How come?  In the 20th century the “common people” of the USA more than once functioned as though they knew what they had to do if “common” was no longer to signify “poor.” We went to work politically in the 1930s – and again for a while; in the years as World War II was ending and, for a few years after into the 1960s and came alive again.  However, as “McC” points out:

“The most striking tension, the one that has been an issue between property systems and self-government from the beginning of the republic, indeed since Athens, has been the conflict between rich and poor caused by the inequality generated by the economy, which can undermine the political equality upon which democracy is premised.

And he quotes Robert Dahl, of Yale University:

‘If income, wealth, and economic position are also political resources and they are distributed unequally, then how can citizens be political equals?

And if citizens cannot be political equals, how is democracy to exist?’

The now widely acknowledged massive increase in economic inequality in the United States in the past three decades poses an existential threat to the possibility of self-government and eventually to many of the freedoms most Americans take for granted….Scholarly research demonstrates that the poor and even middle class have virtually no influence over their elected representatives. Not so for the wealthy.

Now, Dahl again:

‘The ability of wealthy interests to play an outsized role in American elections is merely one manifestation of a long process. Any big-picture assessment of the Internet that disregards the very re al and immediate threat of inequality to self-governance and freedom is going to be flawed from the get-go.’”

In sum, these two important and unusually readable political/ economic books are vitally important as both a basis and a stimulus for a strong political movement – a movement which we must strengthen soon if we are to have a decent society.
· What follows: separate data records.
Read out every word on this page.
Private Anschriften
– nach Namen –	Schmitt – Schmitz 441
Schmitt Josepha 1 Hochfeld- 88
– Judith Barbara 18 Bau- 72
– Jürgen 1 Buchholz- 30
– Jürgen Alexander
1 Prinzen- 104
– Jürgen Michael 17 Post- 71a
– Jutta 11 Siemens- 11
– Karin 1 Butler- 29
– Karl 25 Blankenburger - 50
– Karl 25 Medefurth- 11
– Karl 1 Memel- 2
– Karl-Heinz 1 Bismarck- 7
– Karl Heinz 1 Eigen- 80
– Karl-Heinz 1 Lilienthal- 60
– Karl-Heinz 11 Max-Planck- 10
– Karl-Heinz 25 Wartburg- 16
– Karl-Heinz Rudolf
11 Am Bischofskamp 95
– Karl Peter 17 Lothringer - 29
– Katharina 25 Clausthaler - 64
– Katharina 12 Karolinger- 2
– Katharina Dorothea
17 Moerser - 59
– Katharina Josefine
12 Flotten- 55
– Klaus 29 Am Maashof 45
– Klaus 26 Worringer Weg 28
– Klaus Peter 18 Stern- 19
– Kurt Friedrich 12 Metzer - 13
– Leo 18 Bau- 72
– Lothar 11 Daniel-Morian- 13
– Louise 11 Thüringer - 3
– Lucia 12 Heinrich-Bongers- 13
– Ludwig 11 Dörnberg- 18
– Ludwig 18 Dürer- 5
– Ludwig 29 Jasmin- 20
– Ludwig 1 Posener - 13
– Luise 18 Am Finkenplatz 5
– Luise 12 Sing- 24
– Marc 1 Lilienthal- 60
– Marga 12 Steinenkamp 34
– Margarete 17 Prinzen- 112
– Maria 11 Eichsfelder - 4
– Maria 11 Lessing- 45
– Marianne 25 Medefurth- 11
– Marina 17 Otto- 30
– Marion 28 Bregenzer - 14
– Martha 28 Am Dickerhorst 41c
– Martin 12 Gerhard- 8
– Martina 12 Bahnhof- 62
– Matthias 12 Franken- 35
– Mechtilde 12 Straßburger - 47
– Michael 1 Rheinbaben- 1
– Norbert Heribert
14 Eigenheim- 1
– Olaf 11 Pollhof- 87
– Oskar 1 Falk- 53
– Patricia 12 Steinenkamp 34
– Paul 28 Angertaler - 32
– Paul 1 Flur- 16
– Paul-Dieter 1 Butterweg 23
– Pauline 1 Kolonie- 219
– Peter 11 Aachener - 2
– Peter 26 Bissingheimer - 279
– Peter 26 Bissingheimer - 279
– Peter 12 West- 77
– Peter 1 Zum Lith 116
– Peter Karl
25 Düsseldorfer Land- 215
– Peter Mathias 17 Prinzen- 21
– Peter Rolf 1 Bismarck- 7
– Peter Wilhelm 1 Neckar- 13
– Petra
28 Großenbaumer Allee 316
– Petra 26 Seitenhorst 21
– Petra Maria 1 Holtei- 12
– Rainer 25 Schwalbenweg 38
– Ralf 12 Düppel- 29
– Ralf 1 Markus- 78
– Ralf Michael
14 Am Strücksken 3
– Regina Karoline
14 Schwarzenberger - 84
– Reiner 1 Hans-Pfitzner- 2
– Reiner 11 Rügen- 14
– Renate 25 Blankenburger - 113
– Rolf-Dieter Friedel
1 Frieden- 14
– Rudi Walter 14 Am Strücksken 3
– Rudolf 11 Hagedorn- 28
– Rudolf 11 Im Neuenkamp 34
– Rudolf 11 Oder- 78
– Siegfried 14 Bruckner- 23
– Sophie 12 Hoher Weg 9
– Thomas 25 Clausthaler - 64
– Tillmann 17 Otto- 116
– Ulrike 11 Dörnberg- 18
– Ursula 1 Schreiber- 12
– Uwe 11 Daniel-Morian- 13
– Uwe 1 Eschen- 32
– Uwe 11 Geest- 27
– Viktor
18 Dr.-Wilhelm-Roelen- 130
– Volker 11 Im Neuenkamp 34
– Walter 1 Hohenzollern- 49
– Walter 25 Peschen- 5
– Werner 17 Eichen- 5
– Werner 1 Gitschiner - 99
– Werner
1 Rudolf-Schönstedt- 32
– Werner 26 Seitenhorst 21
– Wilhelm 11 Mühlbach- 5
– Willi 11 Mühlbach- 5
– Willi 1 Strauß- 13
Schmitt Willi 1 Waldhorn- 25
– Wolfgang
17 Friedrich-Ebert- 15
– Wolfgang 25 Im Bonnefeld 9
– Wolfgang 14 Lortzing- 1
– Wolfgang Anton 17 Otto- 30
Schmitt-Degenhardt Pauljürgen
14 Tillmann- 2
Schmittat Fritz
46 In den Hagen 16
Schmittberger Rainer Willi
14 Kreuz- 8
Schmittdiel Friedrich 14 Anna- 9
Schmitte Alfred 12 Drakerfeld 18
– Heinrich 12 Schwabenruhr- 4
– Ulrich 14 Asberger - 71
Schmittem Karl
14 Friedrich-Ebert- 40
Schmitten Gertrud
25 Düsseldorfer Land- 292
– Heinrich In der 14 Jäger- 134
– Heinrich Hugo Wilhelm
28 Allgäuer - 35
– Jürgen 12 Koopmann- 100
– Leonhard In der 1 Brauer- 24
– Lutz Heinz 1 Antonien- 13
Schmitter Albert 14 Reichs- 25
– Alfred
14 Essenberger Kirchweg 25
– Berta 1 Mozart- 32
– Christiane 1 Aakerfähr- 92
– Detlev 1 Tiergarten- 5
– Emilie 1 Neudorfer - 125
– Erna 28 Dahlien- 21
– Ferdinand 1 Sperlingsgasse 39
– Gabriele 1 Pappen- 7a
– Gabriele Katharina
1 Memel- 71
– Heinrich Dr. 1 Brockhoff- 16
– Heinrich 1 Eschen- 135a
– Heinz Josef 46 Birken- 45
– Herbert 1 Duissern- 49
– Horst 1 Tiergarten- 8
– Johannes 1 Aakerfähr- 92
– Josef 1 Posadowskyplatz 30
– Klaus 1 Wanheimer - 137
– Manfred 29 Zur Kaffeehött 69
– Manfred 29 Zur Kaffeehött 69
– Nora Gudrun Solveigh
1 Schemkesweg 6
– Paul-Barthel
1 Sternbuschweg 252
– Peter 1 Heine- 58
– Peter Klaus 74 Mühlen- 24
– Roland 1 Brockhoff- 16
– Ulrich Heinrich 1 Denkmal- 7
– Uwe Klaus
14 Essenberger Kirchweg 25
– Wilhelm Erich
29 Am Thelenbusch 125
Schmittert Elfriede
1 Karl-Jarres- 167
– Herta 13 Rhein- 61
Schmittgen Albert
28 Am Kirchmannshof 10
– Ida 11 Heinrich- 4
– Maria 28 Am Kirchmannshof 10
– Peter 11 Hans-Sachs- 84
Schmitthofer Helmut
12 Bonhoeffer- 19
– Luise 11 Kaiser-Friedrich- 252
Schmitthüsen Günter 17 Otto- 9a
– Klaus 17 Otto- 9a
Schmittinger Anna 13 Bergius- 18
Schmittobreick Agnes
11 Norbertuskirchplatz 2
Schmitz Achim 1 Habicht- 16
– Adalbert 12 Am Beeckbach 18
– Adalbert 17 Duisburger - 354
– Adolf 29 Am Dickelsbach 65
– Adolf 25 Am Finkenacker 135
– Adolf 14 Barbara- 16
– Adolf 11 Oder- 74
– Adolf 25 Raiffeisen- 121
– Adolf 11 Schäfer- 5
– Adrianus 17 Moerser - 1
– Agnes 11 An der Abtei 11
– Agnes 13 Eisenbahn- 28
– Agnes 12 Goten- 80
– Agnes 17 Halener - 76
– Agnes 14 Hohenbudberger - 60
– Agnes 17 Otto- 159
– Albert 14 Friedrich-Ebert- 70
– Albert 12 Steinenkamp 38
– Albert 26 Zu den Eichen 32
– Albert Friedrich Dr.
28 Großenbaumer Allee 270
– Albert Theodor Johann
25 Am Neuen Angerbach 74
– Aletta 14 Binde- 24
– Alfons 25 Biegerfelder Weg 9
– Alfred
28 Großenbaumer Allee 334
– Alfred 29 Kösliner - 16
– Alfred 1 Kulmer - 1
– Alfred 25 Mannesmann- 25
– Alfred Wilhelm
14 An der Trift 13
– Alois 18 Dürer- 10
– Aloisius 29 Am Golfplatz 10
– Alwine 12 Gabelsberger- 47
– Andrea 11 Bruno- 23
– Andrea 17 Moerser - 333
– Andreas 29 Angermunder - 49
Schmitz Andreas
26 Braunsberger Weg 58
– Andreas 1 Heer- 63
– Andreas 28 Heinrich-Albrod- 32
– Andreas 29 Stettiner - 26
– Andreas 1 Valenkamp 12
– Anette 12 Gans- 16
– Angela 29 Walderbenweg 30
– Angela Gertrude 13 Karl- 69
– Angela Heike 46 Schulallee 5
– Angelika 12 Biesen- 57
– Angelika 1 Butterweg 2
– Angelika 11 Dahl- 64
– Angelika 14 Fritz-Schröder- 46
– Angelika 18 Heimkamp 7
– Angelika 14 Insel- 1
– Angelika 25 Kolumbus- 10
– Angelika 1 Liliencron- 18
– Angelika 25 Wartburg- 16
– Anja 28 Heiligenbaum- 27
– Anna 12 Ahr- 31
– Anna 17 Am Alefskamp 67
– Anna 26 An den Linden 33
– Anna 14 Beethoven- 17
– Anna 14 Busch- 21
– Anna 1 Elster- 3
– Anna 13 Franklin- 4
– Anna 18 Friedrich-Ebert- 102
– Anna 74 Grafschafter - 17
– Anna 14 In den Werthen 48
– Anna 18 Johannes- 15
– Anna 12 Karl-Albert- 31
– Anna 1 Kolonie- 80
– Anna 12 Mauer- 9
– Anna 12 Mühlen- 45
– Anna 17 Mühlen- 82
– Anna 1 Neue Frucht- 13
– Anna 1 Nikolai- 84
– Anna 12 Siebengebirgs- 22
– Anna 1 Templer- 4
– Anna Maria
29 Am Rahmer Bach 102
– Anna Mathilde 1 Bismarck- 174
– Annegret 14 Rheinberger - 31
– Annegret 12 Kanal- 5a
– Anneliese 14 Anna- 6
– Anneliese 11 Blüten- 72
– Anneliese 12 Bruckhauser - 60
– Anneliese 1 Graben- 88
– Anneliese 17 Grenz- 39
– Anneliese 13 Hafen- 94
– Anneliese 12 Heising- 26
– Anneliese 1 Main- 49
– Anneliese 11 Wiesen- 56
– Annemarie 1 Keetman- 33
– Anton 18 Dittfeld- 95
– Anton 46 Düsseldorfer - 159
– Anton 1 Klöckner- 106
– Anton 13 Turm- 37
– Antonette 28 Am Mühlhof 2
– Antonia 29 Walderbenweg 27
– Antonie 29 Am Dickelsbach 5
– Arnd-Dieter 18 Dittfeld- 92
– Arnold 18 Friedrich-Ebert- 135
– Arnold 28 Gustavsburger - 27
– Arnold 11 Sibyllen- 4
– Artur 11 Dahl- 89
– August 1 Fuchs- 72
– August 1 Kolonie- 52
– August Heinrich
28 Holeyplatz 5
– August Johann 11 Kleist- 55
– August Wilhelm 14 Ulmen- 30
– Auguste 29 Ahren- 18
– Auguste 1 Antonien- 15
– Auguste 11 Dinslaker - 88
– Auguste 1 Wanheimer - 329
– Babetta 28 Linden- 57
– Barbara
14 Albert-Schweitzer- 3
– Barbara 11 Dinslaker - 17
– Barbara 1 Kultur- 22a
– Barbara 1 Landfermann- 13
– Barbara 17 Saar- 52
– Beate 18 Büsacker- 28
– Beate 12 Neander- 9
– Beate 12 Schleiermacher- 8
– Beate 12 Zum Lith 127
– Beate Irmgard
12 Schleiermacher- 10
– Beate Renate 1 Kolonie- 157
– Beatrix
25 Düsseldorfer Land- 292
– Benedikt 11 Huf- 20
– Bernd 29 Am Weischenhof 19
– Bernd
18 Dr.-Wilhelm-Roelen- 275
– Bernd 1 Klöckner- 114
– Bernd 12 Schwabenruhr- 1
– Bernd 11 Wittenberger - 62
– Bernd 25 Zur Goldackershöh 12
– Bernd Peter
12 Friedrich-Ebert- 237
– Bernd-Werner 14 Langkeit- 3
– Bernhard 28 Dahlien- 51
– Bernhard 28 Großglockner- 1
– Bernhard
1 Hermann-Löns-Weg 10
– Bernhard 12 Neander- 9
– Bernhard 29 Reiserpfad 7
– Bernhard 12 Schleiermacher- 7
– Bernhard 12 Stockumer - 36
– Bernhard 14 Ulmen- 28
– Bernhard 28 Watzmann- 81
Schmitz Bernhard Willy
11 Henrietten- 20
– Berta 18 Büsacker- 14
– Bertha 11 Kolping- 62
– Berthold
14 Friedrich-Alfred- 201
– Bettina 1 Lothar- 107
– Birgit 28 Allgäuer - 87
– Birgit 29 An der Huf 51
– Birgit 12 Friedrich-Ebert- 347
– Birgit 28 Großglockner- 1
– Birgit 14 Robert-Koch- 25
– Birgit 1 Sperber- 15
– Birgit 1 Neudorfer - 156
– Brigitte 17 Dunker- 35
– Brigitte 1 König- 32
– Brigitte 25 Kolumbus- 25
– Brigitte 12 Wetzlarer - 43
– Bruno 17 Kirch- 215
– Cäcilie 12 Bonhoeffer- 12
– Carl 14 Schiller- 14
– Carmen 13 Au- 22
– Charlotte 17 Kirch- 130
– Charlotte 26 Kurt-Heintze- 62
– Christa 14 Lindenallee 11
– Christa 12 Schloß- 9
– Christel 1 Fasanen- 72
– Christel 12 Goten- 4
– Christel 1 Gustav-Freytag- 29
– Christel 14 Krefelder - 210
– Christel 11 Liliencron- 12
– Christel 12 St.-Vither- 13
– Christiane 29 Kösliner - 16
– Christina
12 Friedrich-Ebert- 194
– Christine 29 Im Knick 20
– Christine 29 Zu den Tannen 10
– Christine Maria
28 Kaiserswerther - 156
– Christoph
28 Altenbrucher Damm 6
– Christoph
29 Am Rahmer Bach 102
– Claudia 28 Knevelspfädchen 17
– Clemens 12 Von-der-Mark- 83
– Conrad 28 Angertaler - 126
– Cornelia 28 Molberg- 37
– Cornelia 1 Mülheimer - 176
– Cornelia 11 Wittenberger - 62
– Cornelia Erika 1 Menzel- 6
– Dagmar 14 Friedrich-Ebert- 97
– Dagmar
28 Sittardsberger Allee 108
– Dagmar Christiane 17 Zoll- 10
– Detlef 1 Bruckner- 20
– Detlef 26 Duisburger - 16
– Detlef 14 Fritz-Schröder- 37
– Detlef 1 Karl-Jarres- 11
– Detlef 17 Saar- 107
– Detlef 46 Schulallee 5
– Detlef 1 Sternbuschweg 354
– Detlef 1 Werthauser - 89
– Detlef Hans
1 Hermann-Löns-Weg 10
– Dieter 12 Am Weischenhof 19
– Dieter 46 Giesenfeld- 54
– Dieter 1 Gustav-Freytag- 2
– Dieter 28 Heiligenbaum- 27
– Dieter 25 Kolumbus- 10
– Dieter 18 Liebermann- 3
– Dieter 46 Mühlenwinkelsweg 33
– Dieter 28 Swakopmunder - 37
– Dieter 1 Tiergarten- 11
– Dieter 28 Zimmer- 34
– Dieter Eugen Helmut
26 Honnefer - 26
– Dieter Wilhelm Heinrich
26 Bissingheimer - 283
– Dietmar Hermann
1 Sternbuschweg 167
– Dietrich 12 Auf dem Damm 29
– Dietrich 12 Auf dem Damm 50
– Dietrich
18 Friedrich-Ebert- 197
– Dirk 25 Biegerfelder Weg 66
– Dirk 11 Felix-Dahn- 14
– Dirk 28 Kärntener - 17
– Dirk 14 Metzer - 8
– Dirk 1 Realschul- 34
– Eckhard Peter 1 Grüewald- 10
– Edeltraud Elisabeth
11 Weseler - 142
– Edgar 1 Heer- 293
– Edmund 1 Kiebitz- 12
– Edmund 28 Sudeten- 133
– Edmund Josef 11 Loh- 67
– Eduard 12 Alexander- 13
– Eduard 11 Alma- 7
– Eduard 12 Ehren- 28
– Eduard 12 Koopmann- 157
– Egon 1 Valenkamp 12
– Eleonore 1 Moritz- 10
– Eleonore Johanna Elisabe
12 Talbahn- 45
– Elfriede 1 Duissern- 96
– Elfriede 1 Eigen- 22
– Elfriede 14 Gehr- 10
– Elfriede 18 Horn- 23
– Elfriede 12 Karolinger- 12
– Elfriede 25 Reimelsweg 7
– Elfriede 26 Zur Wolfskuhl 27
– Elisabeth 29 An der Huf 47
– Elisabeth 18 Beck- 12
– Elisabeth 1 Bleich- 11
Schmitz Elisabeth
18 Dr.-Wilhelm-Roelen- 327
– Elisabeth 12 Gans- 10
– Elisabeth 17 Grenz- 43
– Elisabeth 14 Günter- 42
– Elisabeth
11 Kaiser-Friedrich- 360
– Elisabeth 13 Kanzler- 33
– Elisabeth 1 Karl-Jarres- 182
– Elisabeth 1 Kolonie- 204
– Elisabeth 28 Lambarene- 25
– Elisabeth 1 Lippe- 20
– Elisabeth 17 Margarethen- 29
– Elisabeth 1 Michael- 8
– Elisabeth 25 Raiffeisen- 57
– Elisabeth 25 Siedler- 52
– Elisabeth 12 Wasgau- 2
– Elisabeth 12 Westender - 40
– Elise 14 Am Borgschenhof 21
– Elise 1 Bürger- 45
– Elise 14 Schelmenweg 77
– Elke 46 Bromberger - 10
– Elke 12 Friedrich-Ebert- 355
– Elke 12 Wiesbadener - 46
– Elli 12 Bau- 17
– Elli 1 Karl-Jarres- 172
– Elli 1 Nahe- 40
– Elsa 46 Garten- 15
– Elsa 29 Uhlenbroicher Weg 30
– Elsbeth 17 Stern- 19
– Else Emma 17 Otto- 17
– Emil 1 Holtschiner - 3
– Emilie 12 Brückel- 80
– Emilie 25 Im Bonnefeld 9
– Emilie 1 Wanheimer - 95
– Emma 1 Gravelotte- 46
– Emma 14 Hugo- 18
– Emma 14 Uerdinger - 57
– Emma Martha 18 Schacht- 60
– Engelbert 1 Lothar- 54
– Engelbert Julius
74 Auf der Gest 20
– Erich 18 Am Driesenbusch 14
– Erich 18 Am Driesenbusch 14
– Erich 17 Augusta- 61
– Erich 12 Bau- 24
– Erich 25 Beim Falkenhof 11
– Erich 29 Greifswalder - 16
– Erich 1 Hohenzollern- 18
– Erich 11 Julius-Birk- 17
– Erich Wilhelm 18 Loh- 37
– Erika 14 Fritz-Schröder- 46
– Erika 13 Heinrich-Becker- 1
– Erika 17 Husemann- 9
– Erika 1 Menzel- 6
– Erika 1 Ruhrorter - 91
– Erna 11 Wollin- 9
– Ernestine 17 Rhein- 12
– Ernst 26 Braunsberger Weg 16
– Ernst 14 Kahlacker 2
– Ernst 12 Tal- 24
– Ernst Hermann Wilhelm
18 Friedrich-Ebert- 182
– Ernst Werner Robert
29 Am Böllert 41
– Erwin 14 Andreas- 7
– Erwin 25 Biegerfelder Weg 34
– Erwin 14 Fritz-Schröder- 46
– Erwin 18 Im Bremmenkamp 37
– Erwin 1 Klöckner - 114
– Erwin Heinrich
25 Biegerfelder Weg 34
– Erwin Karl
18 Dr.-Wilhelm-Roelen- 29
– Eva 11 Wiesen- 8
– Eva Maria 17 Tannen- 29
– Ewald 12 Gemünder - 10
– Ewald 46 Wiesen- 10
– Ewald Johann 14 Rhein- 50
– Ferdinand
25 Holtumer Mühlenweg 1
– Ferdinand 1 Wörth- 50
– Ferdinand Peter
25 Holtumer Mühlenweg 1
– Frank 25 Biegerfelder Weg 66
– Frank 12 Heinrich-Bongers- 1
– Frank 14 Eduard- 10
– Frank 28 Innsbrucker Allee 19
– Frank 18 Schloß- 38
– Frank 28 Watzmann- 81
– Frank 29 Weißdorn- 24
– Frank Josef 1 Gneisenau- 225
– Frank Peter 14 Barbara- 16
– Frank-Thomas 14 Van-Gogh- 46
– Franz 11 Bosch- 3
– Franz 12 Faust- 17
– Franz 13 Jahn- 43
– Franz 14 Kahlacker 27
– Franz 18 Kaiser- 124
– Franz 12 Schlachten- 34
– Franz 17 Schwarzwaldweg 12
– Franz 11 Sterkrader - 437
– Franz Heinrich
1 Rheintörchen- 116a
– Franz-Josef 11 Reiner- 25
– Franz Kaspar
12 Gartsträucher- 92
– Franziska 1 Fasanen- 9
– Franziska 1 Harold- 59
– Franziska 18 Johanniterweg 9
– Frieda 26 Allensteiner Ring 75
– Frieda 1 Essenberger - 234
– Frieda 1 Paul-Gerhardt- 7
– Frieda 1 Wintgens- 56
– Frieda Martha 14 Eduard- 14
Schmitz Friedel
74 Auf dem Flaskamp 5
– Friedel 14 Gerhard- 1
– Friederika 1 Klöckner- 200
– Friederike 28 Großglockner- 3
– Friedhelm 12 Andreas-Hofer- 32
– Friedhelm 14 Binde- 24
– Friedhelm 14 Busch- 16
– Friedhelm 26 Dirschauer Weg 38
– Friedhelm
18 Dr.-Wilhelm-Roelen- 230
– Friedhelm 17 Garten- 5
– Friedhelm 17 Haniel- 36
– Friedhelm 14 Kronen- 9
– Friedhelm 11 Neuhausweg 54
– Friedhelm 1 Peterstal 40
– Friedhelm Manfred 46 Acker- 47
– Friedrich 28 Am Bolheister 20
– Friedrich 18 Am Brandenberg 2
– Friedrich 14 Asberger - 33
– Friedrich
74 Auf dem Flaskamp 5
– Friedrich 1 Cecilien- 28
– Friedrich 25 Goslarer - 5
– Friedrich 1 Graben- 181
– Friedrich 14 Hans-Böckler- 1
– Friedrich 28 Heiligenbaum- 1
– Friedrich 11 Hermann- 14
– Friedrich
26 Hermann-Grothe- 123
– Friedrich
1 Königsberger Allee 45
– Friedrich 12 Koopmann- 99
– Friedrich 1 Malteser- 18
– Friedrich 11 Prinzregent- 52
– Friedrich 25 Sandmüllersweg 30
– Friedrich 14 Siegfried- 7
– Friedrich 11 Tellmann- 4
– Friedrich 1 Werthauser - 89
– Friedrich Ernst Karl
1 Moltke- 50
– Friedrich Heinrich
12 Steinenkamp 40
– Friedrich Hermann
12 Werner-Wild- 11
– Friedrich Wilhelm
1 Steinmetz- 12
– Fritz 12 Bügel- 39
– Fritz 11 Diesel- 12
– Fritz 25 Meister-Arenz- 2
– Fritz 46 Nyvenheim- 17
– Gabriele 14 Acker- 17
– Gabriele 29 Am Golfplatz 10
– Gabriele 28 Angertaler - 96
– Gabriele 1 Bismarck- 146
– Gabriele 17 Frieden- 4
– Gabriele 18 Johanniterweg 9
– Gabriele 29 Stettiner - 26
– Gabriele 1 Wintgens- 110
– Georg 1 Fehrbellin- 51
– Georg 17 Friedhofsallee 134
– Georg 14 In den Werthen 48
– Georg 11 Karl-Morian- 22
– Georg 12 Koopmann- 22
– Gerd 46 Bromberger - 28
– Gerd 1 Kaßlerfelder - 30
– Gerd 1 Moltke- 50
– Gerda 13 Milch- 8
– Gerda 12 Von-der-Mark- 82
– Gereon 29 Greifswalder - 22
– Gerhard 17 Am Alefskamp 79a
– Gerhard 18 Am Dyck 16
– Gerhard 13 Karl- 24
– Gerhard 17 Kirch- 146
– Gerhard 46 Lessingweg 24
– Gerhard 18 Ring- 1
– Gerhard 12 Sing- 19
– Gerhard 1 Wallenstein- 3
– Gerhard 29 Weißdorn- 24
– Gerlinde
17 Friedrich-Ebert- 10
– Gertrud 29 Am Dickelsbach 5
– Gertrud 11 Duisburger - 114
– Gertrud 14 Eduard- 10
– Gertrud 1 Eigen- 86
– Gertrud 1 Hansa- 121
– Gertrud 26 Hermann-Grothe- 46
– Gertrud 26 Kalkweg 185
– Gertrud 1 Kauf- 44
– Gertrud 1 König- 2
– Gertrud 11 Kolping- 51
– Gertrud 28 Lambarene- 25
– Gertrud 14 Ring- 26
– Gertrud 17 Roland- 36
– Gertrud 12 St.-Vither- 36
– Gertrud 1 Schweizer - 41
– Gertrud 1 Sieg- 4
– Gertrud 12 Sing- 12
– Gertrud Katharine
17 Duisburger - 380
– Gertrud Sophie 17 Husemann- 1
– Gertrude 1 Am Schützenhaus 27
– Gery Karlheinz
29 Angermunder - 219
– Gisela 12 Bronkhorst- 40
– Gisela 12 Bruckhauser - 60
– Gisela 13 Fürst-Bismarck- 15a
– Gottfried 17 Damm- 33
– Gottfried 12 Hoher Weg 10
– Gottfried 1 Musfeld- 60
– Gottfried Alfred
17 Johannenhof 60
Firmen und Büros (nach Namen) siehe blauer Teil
The ongoing society is run by and for the rich, powerful, and dangerous.

Doug Dowd is an economic historian. His most recent book is Inequality and the Global Economic Crisis. He can be reached at dowd.douglas@gmail.com

Notes

1. McChesney and Nichols are both notably prolific social critics in their many other books and numberless articles. Often but not only, both often write for Monthly Review. As was the case for me, they have been much influenced by Baran and Sweezy; on which, a note: I had the good fortune to work with both Baran and Sweezy over time; Baran when both of us were teaching in the S.F. Bay Area;  Sweezy when he had me “teaching econ” to the Monthly Review staff, or later, .when I had him come to teach at Cornell (which ultimately led to him marrying my ex-wife Zirel who, understandably, fell for him.).